His co-founder, Enmin (Ben) Zhou, was also in Meta. I worked there as a machine learning engineer.
According to Shen, most AI companies today focus on building end-to-end models. These models are useful, but their ability to understand long format video contexts is limited.
“In contrast, humans process visual information over time,” Shen explained. “We wanted to create an AI that could do the same thing.”
structure
Memories.ai uses a technology stack and processes the video in several steps. First removes noise from the video and saves important moments.
Next, we index the sieve moments and provide a summary. The result is a system that allows users to understand long videos and search for them using plain language queries.
For example, users can ask, “Show me last week's interview,” and the system will deliver accurate results.
Use Cases
At the moment, Memories.ai covers two industries: marketing and security. Marketers use the platform to analyse social media videos, review past campaigns, and identify content trends.
It also includes basic tools for creating videos. Meanwhile, security companies use it to check surveillance footage. AI can detect patterns, recognize suspicious behavior, and help teams act faster.
Read again: Why AI Security Starts with Access Control
Samsung's interest
Samsung Next, the company's investment arm, sees significant potential. It emphasizes memory.
This means that users may not need to upload footage to the cloud. According to Sam Campbell, a partner at Samsung Next, this could solve consumer privacy concerns.
Many people are reluctant to use home security cameras because they are worried about storing video data online. Edge computing offers a more private alternative.
Future plans
Today, businesses need to upload video archives for analysis. However, the startup plans to introduce shared drives and real-time syncs. This makes it easier for users to manage their content.

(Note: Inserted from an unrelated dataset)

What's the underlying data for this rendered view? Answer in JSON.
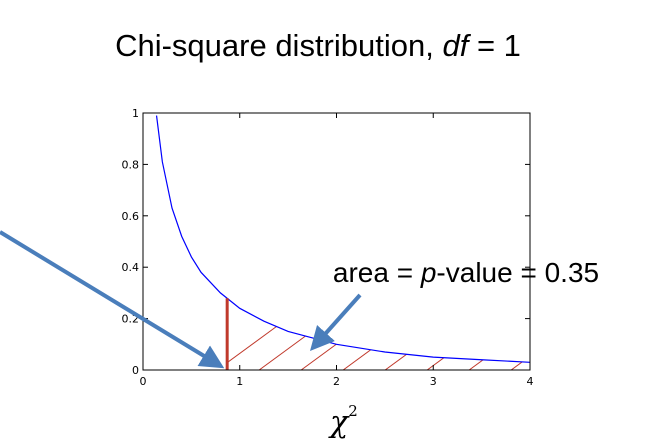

The team will also be building AI assistants. This assistant can help users remember information and automate tasks using personal videos, photos, or smart glasses.

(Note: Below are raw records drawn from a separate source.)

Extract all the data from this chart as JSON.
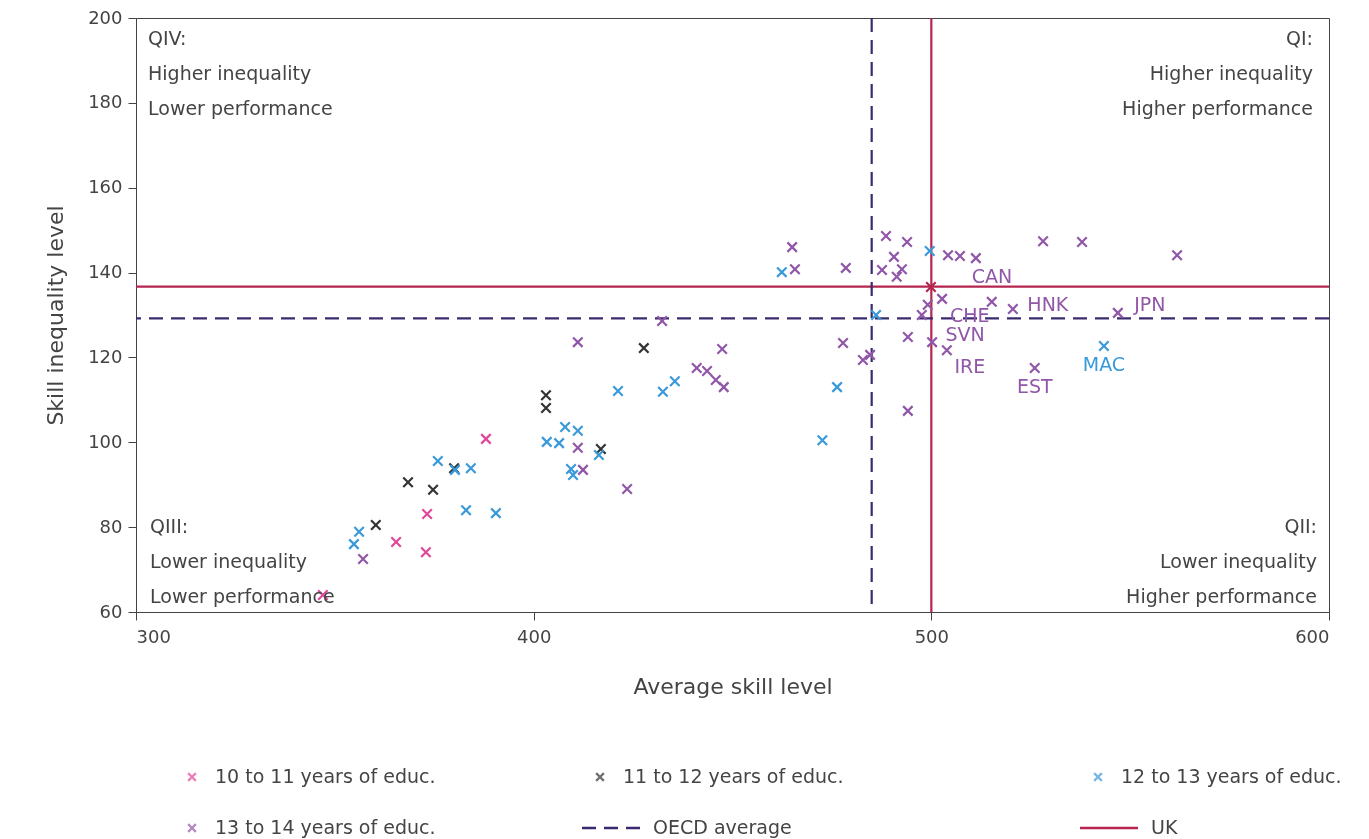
{
  "chart_data": {
    "type": "scatter",
    "xlabel": "Average skill level",
    "ylabel": "Skill inequality level",
    "xlim": [
      300,
      600
    ],
    "xticks": [
      300,
      400,
      500,
      600
    ],
    "ylim": [
      60,
      200
    ],
    "yticks": [
      60,
      80,
      100,
      120,
      140,
      160,
      180,
      200
    ],
    "grid": false,
    "legend": "bottom",
    "marker": "cross",
    "series": [
      {
        "name": "10 to 11 years of educ.",
        "color": "#e0489a",
        "x": [
          388.0,
          373.2,
          365.4,
          372.9,
          347.0
        ],
        "values": [
          100.8,
          83.1,
          76.5,
          74.1,
          64.0
        ]
      },
      {
        "name": "11 to 12 years of educ.",
        "color": "#333333",
        "x": [
          427.7,
          403.1,
          403.1,
          380.0,
          368.4,
          374.7,
          360.3,
          416.9
        ],
        "values": [
          122.2,
          111.1,
          108.1,
          93.9,
          90.6,
          88.8,
          80.5,
          98.4
        ]
      },
      {
        "name": "12 to 13 years of educ.",
        "color": "#3a9ad9",
        "x": [
          407.9,
          411.1,
          403.3,
          406.4,
          375.9,
          380.2,
          384.2,
          409.4,
          409.9,
          416.4,
          383.0,
          390.5,
          356.1,
          354.8,
          421.2,
          432.5,
          435.5,
          462.4,
          476.3,
          472.6,
          486.1,
          499.6,
          543.4
        ],
        "values": [
          103.6,
          102.7,
          100.1,
          99.8,
          95.6,
          93.5,
          93.9,
          93.7,
          92.3,
          97.0,
          84.0,
          83.3,
          78.9,
          76.0,
          112.1,
          111.9,
          114.4,
          140.1,
          113.0,
          100.5,
          130.0,
          145.1,
          122.7
        ]
      },
      {
        "name": "13 to 14 years of educ.",
        "color": "#9057a8",
        "x": [
          357.1,
          411.1,
          412.4,
          423.5,
          432.3,
          411.1,
          443.6,
          445.8,
          447.4,
          447.8,
          441.0,
          465.0,
          465.7,
          478.5,
          488.6,
          493.9,
          490.6,
          487.6,
          492.6,
          491.3,
          504.2,
          507.2,
          511.2,
          499.1,
          502.7,
          497.6,
          477.8,
          494.1,
          500.2,
          503.9,
          482.8,
          484.6,
          494.1,
          515.2,
          520.5,
          528.1,
          537.9,
          561.8,
          546.9,
          526.0
        ],
        "values": [
          72.5,
          98.7,
          93.5,
          89.0,
          128.6,
          123.6,
          116.8,
          114.7,
          122.0,
          113.0,
          117.5,
          146.0,
          140.8,
          141.1,
          148.6,
          147.2,
          143.7,
          140.6,
          140.8,
          139.0,
          144.1,
          143.9,
          143.4,
          132.4,
          133.8,
          130.0,
          123.4,
          124.8,
          123.6,
          121.7,
          119.4,
          120.6,
          107.4,
          133.1,
          131.4,
          147.4,
          147.2,
          144.1,
          130.5,
          117.5
        ]
      },
      {
        "color": "#b5254f",
        "x": [
          499.9
        ],
        "values": [
          136.6
        ]
      }
    ],
    "ref_lines": [
      {
        "axis": "x",
        "value": 485,
        "label": "OECD average",
        "color": "#3b2a6e",
        "line_style": "dashed"
      },
      {
        "axis": "y",
        "value": 129.2,
        "color": "#3b2a6e",
        "line_style": "dashed"
      },
      {
        "axis": "x",
        "value": 500,
        "label": "UK",
        "color": "#b5254f",
        "line_style": "solid"
      },
      {
        "axis": "y",
        "value": 136.7,
        "color": "#b5254f",
        "line_style": "solid"
      }
    ],
    "annotations": [
      "QIV:\nHigher inequality\nLower performance",
      "QI:\nHigher inequality\nHigher performance",
      "QIII:\nLower inequality\nLower performance",
      "QII:\nLower inequality\nHigher performance",
      {
        "text": "CAN",
        "x": 502.7,
        "y": 133.8
      },
      {
        "text": "CHE",
        "x": 499.1,
        "y": 132.4
      },
      {
        "text": "SVN",
        "x": 500.2,
        "y": 123.6
      },
      {
        "text": "IRE",
        "x": 503.9,
        "y": 121.7
      },
      {
        "text": "HNK",
        "x": 520.5,
        "y": 131.4
      },
      {
        "text": "JPN",
        "x": 546.9,
        "y": 130.5
      },
      {
        "text": "EST",
        "x": 526.0,
        "y": 117.5
      },
      {
        "text": "MAC",
        "x": 543.4,
        "y": 122.7
      }
    ]
  }
}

In the long term, technology can support applications such as robot training and enhanced navigation in self-driving cars.
competition
Memories.ai faces competition with startups like MEM0 and Letta. These companies are also working on the video memory layer of AI, but they have limited products.
Large companies such as Twelvelabs and Google are also active in this field. However, the Memories.ai solution looks more promising.
The system can support many types of AI models and serve multiple industries.